L’aquaculture multitrophique intégrée, aussi appelée AMTI, est un type d'aquaculture (élevage de poissons). Elle est considérée comme une façon durable de produire des aliments d’origine marine. Cette technique consiste à inclure dans son système les bases d’un réseau trophique naturel permettant d’assurer une meilleure conservation de l’environnement tout en répondant à une demande mondiale en aliments et en assurant un revenu économique particulièrement important pour les producteurs aquacoles ayant un système multitrophique intégré[1].

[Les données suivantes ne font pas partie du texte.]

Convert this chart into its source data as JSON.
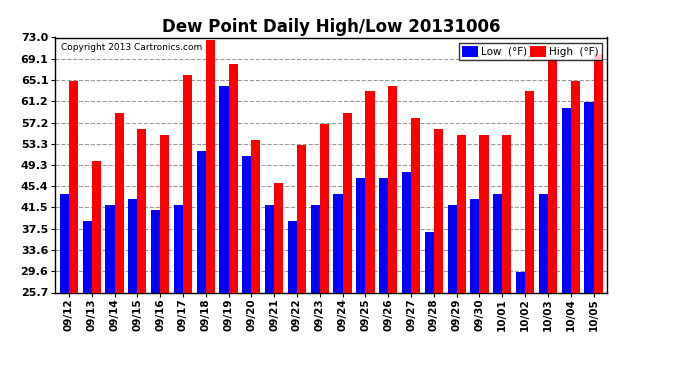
{
  "title": "Dew Point Daily High/Low 20131006",
  "copyright": "Copyright 2013 Cartronics.com",
  "categories": [
    "09/12",
    "09/13",
    "09/14",
    "09/15",
    "09/16",
    "09/17",
    "09/18",
    "09/19",
    "09/20",
    "09/21",
    "09/22",
    "09/23",
    "09/24",
    "09/25",
    "09/26",
    "09/27",
    "09/28",
    "09/29",
    "09/30",
    "10/01",
    "10/02",
    "10/03",
    "10/04",
    "10/05"
  ],
  "low_values": [
    44.0,
    39.0,
    42.0,
    43.0,
    41.0,
    42.0,
    52.0,
    64.0,
    51.0,
    42.0,
    39.0,
    42.0,
    44.0,
    47.0,
    47.0,
    48.0,
    37.0,
    42.0,
    43.0,
    44.0,
    29.5,
    44.0,
    60.0,
    61.0
  ],
  "high_values": [
    65.0,
    50.0,
    59.0,
    56.0,
    55.0,
    66.0,
    72.5,
    68.0,
    54.0,
    46.0,
    53.0,
    57.0,
    59.0,
    63.0,
    64.0,
    58.0,
    56.0,
    55.0,
    55.0,
    55.0,
    63.0,
    69.0,
    65.0,
    70.0
  ],
  "ylim": [
    25.7,
    73.0
  ],
  "yticks": [
    25.7,
    29.6,
    33.6,
    37.5,
    41.5,
    45.4,
    49.3,
    53.3,
    57.2,
    61.2,
    65.1,
    69.1,
    73.0
  ],
  "low_color": "#0000ff",
  "high_color": "#ff0000",
  "bg_color": "#ffffff",
  "grid_color": "#999999",
  "bar_width": 0.4,
  "title_fontsize": 12,
  "legend_low_label": "Low  (°F)",
  "legend_high_label": "High  (°F)"
}
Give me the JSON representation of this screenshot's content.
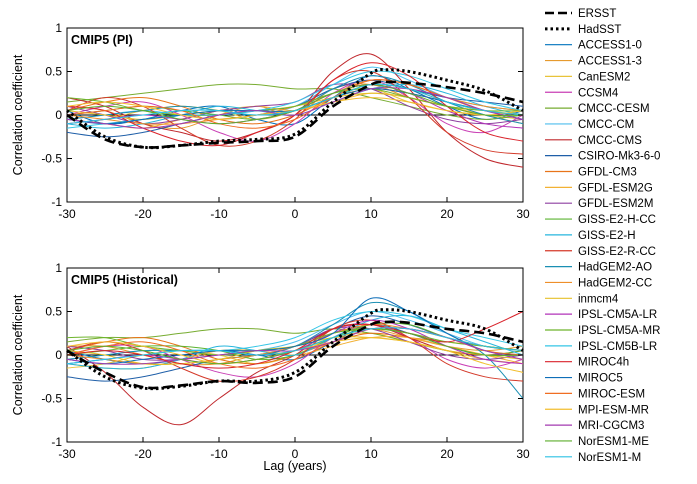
{
  "chart_data": {
    "type": "line",
    "xlabel": "Lag (years)",
    "x_ticks": [
      "-30",
      "-20",
      "-10",
      "0",
      "10",
      "20",
      "30"
    ],
    "y_ticks": [
      "1",
      "0.5",
      "0",
      "-0.5",
      "-1"
    ],
    "xlim": [
      -30,
      30
    ],
    "ylim": [
      -1,
      1
    ],
    "legend": {
      "placement": "right",
      "observations": [
        {
          "name": "ERSST",
          "color": "#000000",
          "dash": "dashed"
        },
        {
          "name": "HadSST",
          "color": "#000000",
          "dash": "dotted"
        }
      ],
      "models": [
        {
          "name": "ACCESS1-0",
          "color": "#0072bd"
        },
        {
          "name": "ACCESS1-3",
          "color": "#e69a2e"
        },
        {
          "name": "CanESM2",
          "color": "#e8c33a"
        },
        {
          "name": "CCSM4",
          "color": "#c93fb5"
        },
        {
          "name": "CMCC-CESM",
          "color": "#77ac30"
        },
        {
          "name": "CMCC-CM",
          "color": "#4dbeee"
        },
        {
          "name": "CMCC-CMS",
          "color": "#c0282d"
        },
        {
          "name": "CSIRO-Mk3-6-0",
          "color": "#1f5fa8"
        },
        {
          "name": "GFDL-CM3",
          "color": "#e8741a"
        },
        {
          "name": "GFDL-ESM2G",
          "color": "#f2b134"
        },
        {
          "name": "GFDL-ESM2M",
          "color": "#8e3fa0"
        },
        {
          "name": "GISS-E2-H-CC",
          "color": "#5bb330"
        },
        {
          "name": "GISS-E2-H",
          "color": "#27b6dd"
        },
        {
          "name": "GISS-E2-R-CC",
          "color": "#d43a2a"
        },
        {
          "name": "HadGEM2-AO",
          "color": "#1a8fb3"
        },
        {
          "name": "HadGEM2-CC",
          "color": "#ee8f2a"
        },
        {
          "name": "inmcm4",
          "color": "#e6c02a"
        },
        {
          "name": "IPSL-CM5A-LR",
          "color": "#b233b8"
        },
        {
          "name": "IPSL-CM5A-MR",
          "color": "#6eb52c"
        },
        {
          "name": "IPSL-CM5B-LR",
          "color": "#35c6e6"
        },
        {
          "name": "MIROC4h",
          "color": "#d9232b"
        },
        {
          "name": "MIROC5",
          "color": "#0e6eb8"
        },
        {
          "name": "MIROC-ESM",
          "color": "#f06e22"
        },
        {
          "name": "MPI-ESM-MR",
          "color": "#f2be2e"
        },
        {
          "name": "MRI-CGCM3",
          "color": "#a33ab0"
        },
        {
          "name": "NorESM1-ME",
          "color": "#5cae2c"
        },
        {
          "name": "NorESM1-M",
          "color": "#2bc0e4"
        }
      ]
    },
    "panels": [
      {
        "title": "CMIP5 (PI)",
        "ylabel": "Correlation coefficient",
        "observations": {
          "x": [
            -30,
            -25,
            -20,
            -15,
            -10,
            -5,
            0,
            5,
            10,
            12,
            15,
            20,
            25,
            30
          ],
          "ERSST": [
            0.0,
            -0.28,
            -0.37,
            -0.35,
            -0.32,
            -0.3,
            -0.25,
            0.1,
            0.35,
            0.38,
            0.37,
            0.32,
            0.25,
            0.15
          ],
          "HadSST": [
            0.05,
            -0.25,
            -0.37,
            -0.35,
            -0.3,
            -0.28,
            -0.22,
            0.15,
            0.48,
            0.52,
            0.5,
            0.4,
            0.28,
            0.05
          ]
        },
        "models": [
          [
            0.05,
            -0.1,
            -0.05,
            0.05,
            0.1,
            -0.05,
            -0.1,
            0.2,
            0.45,
            0.3,
            0.1,
            -0.05,
            0.05
          ],
          [
            0.1,
            0.05,
            -0.1,
            -0.15,
            0.0,
            0.1,
            0.0,
            0.3,
            0.35,
            0.2,
            0.1,
            0.0,
            0.05
          ],
          [
            -0.1,
            -0.05,
            0.05,
            0.1,
            0.05,
            -0.05,
            0.05,
            0.25,
            0.3,
            0.15,
            0.05,
            0.0,
            -0.05
          ],
          [
            0.0,
            0.1,
            0.15,
            0.0,
            -0.2,
            -0.3,
            -0.1,
            0.25,
            0.4,
            0.2,
            -0.1,
            -0.2,
            0.0
          ],
          [
            0.15,
            0.2,
            0.25,
            0.3,
            0.35,
            0.35,
            0.3,
            0.3,
            0.2,
            0.1,
            0.0,
            -0.05,
            0.0
          ],
          [
            -0.05,
            0.0,
            0.05,
            0.0,
            -0.05,
            0.0,
            0.1,
            0.35,
            0.55,
            0.4,
            0.2,
            0.1,
            0.05
          ],
          [
            0.2,
            0.1,
            -0.1,
            -0.2,
            -0.3,
            -0.2,
            0.0,
            0.5,
            0.7,
            0.3,
            -0.2,
            -0.5,
            -0.6
          ],
          [
            -0.2,
            -0.25,
            -0.2,
            -0.1,
            0.0,
            0.05,
            0.1,
            0.3,
            0.4,
            0.3,
            0.2,
            0.15,
            0.1
          ],
          [
            0.05,
            0.15,
            0.2,
            0.1,
            -0.05,
            -0.1,
            0.0,
            0.2,
            0.3,
            0.25,
            0.15,
            0.05,
            0.0
          ],
          [
            -0.05,
            -0.1,
            -0.15,
            -0.05,
            0.05,
            0.1,
            0.05,
            0.15,
            0.25,
            0.2,
            0.1,
            0.0,
            -0.1
          ],
          [
            0.1,
            0.0,
            -0.1,
            -0.05,
            0.05,
            0.1,
            0.15,
            0.35,
            0.3,
            0.1,
            -0.05,
            -0.1,
            -0.05
          ],
          [
            0.0,
            0.05,
            0.1,
            0.05,
            0.0,
            -0.05,
            0.05,
            0.2,
            0.35,
            0.3,
            0.15,
            0.05,
            0.0
          ],
          [
            -0.1,
            -0.15,
            -0.1,
            0.0,
            0.1,
            0.05,
            0.0,
            0.15,
            0.3,
            0.35,
            0.25,
            0.1,
            0.0
          ],
          [
            0.05,
            0.2,
            0.1,
            -0.15,
            -0.35,
            -0.3,
            -0.05,
            0.4,
            0.5,
            0.2,
            -0.2,
            -0.4,
            -0.45
          ],
          [
            -0.05,
            0.0,
            0.05,
            0.1,
            0.05,
            0.0,
            0.05,
            0.3,
            0.45,
            0.35,
            0.15,
            0.0,
            -0.1
          ],
          [
            0.0,
            -0.05,
            -0.1,
            -0.1,
            -0.05,
            0.0,
            0.1,
            0.25,
            0.4,
            0.35,
            0.2,
            0.1,
            0.05
          ],
          [
            0.05,
            0.0,
            -0.05,
            0.0,
            0.05,
            0.05,
            0.1,
            0.2,
            0.25,
            0.2,
            0.1,
            0.05,
            0.0
          ],
          [
            -0.1,
            -0.05,
            0.0,
            -0.05,
            -0.1,
            -0.05,
            0.05,
            0.25,
            0.35,
            0.25,
            0.05,
            -0.1,
            -0.15
          ],
          [
            0.2,
            0.15,
            0.05,
            0.0,
            0.0,
            0.05,
            0.1,
            0.25,
            0.3,
            0.2,
            0.1,
            0.05,
            0.05
          ],
          [
            -0.15,
            -0.1,
            -0.05,
            0.0,
            0.0,
            0.05,
            0.15,
            0.35,
            0.5,
            0.45,
            0.3,
            0.15,
            0.05
          ],
          [
            0.1,
            0.05,
            -0.15,
            -0.3,
            -0.35,
            -0.2,
            0.0,
            0.4,
            0.6,
            0.45,
            0.1,
            -0.2,
            -0.3
          ],
          [
            -0.05,
            -0.1,
            -0.05,
            0.0,
            0.05,
            0.05,
            0.05,
            0.2,
            0.3,
            0.25,
            0.15,
            0.05,
            -0.05
          ],
          [
            0.0,
            0.05,
            0.1,
            0.05,
            -0.1,
            -0.15,
            -0.05,
            0.2,
            0.4,
            0.35,
            0.2,
            0.05,
            0.0
          ],
          [
            0.1,
            0.15,
            0.1,
            0.0,
            -0.05,
            0.0,
            0.05,
            0.15,
            0.2,
            0.15,
            0.05,
            0.0,
            0.05
          ],
          [
            -0.05,
            -0.1,
            -0.15,
            -0.1,
            0.0,
            0.05,
            0.0,
            0.15,
            0.3,
            0.3,
            0.2,
            0.05,
            -0.05
          ],
          [
            0.05,
            0.1,
            0.05,
            -0.05,
            -0.1,
            -0.05,
            0.05,
            0.25,
            0.35,
            0.25,
            0.1,
            0.0,
            0.0
          ],
          [
            -0.1,
            -0.05,
            0.0,
            0.05,
            0.05,
            0.0,
            0.05,
            0.2,
            0.35,
            0.3,
            0.15,
            0.05,
            0.0
          ]
        ]
      },
      {
        "title": "CMIP5 (Historical)",
        "ylabel": "Correlation coefficient",
        "observations": {
          "x": [
            -30,
            -25,
            -20,
            -15,
            -10,
            -5,
            0,
            5,
            10,
            12,
            15,
            20,
            25,
            30
          ],
          "ERSST": [
            0.05,
            -0.2,
            -0.37,
            -0.35,
            -0.3,
            -0.32,
            -0.25,
            0.1,
            0.35,
            0.38,
            0.37,
            0.3,
            0.25,
            0.15
          ],
          "HadSST": [
            0.05,
            -0.25,
            -0.38,
            -0.36,
            -0.3,
            -0.3,
            -0.2,
            0.15,
            0.48,
            0.52,
            0.5,
            0.4,
            0.3,
            0.05
          ]
        },
        "models": [
          [
            0.05,
            -0.05,
            -0.1,
            -0.05,
            0.05,
            0.0,
            -0.05,
            0.15,
            0.35,
            0.25,
            0.1,
            0.0,
            0.05
          ],
          [
            0.1,
            0.1,
            0.0,
            -0.1,
            -0.1,
            0.0,
            0.05,
            0.25,
            0.3,
            0.2,
            0.1,
            0.05,
            0.1
          ],
          [
            -0.15,
            -0.1,
            0.0,
            0.05,
            0.0,
            -0.1,
            0.0,
            0.2,
            0.25,
            0.15,
            0.05,
            -0.05,
            -0.1
          ],
          [
            0.0,
            0.1,
            0.1,
            -0.05,
            -0.2,
            -0.25,
            -0.1,
            0.2,
            0.35,
            0.2,
            -0.05,
            -0.15,
            -0.05
          ],
          [
            0.15,
            0.2,
            0.2,
            0.25,
            0.3,
            0.3,
            0.25,
            0.3,
            0.25,
            0.15,
            0.05,
            0.0,
            0.05
          ],
          [
            -0.05,
            0.0,
            0.05,
            0.05,
            0.0,
            0.05,
            0.15,
            0.35,
            0.5,
            0.4,
            0.25,
            0.1,
            0.05
          ],
          [
            0.1,
            -0.2,
            -0.6,
            -0.8,
            -0.5,
            -0.2,
            0.0,
            0.3,
            0.35,
            0.2,
            0.05,
            0.0,
            0.0
          ],
          [
            -0.25,
            -0.3,
            -0.25,
            -0.15,
            -0.05,
            0.0,
            0.1,
            0.3,
            0.45,
            0.35,
            0.2,
            0.1,
            0.05
          ],
          [
            0.05,
            0.15,
            0.2,
            0.1,
            -0.05,
            -0.1,
            0.0,
            0.15,
            0.25,
            0.2,
            0.15,
            0.1,
            0.05
          ],
          [
            -0.1,
            -0.15,
            -0.15,
            -0.05,
            0.05,
            0.05,
            0.0,
            0.1,
            0.2,
            0.2,
            0.1,
            0.0,
            -0.1
          ],
          [
            0.1,
            0.05,
            -0.05,
            -0.05,
            0.0,
            0.05,
            0.1,
            0.3,
            0.3,
            0.15,
            0.0,
            -0.05,
            0.0
          ],
          [
            0.0,
            0.05,
            0.1,
            0.1,
            0.05,
            -0.05,
            0.0,
            0.2,
            0.35,
            0.35,
            0.2,
            0.1,
            0.05
          ],
          [
            -0.1,
            -0.15,
            -0.15,
            -0.05,
            0.1,
            0.05,
            0.0,
            0.2,
            0.4,
            0.45,
            0.3,
            0.15,
            0.0
          ],
          [
            0.05,
            0.15,
            0.05,
            -0.15,
            -0.3,
            -0.25,
            -0.05,
            0.3,
            0.4,
            0.2,
            -0.1,
            -0.25,
            -0.3
          ],
          [
            -0.05,
            0.0,
            0.05,
            0.05,
            0.05,
            0.0,
            0.1,
            0.35,
            0.6,
            0.5,
            0.25,
            0.0,
            -0.5
          ],
          [
            0.0,
            -0.05,
            -0.1,
            -0.1,
            -0.05,
            0.0,
            0.1,
            0.25,
            0.35,
            0.3,
            0.2,
            0.1,
            0.05
          ],
          [
            0.05,
            0.0,
            -0.1,
            -0.1,
            -0.05,
            0.05,
            0.1,
            0.2,
            0.2,
            0.15,
            0.05,
            0.0,
            -0.05
          ],
          [
            -0.1,
            -0.05,
            0.0,
            -0.05,
            -0.1,
            -0.05,
            0.05,
            0.25,
            0.4,
            0.3,
            0.1,
            -0.05,
            -0.1
          ],
          [
            0.2,
            0.2,
            0.1,
            0.05,
            0.0,
            0.05,
            0.1,
            0.25,
            0.3,
            0.25,
            0.15,
            0.1,
            0.05
          ],
          [
            -0.1,
            -0.05,
            0.0,
            0.05,
            0.05,
            0.1,
            0.2,
            0.4,
            0.5,
            0.45,
            0.3,
            0.2,
            0.1
          ],
          [
            0.0,
            0.05,
            0.0,
            -0.1,
            -0.15,
            -0.1,
            0.05,
            0.3,
            0.35,
            0.25,
            0.15,
            0.3,
            0.5
          ],
          [
            -0.05,
            -0.1,
            -0.05,
            0.0,
            0.05,
            0.05,
            0.1,
            0.25,
            0.65,
            0.5,
            0.25,
            0.05,
            0.0
          ],
          [
            0.0,
            0.1,
            0.15,
            0.05,
            -0.1,
            -0.15,
            -0.05,
            0.15,
            0.3,
            0.3,
            0.2,
            0.05,
            0.0
          ],
          [
            0.1,
            0.15,
            0.1,
            0.0,
            -0.1,
            -0.05,
            0.05,
            0.15,
            0.2,
            0.15,
            0.05,
            -0.1,
            -0.2
          ],
          [
            -0.05,
            -0.1,
            -0.1,
            -0.05,
            0.0,
            0.05,
            0.05,
            0.15,
            0.3,
            0.3,
            0.2,
            0.05,
            -0.05
          ],
          [
            0.05,
            0.1,
            0.05,
            -0.05,
            -0.1,
            -0.05,
            0.05,
            0.2,
            0.3,
            0.25,
            0.1,
            0.0,
            0.0
          ],
          [
            -0.1,
            -0.05,
            0.0,
            0.05,
            0.05,
            0.0,
            0.05,
            0.2,
            0.3,
            0.3,
            0.2,
            0.1,
            0.05
          ]
        ]
      }
    ]
  }
}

Les scientifiques s’entendent pour dire que la pression de pêche est trop élevée sur la majorité des populations de poissons, ce qui entraîne l’effondrement d'une part importante de portion exploitable d’une population d’une espèce de poisson dans une zone de pêche[2] à l’échelle mondiale[3]. Ces effondrements créent une perte de biodiversité très importante à l'échelle globale[3]. L’aquaculture est donc en général une option satisfaisante pour empêcher cette surpêche d’espèces de consommation, l’aquaculture multitrophique intégrée est cependant une solution plus pérenne.

Contexte général[modifier | modifier le code]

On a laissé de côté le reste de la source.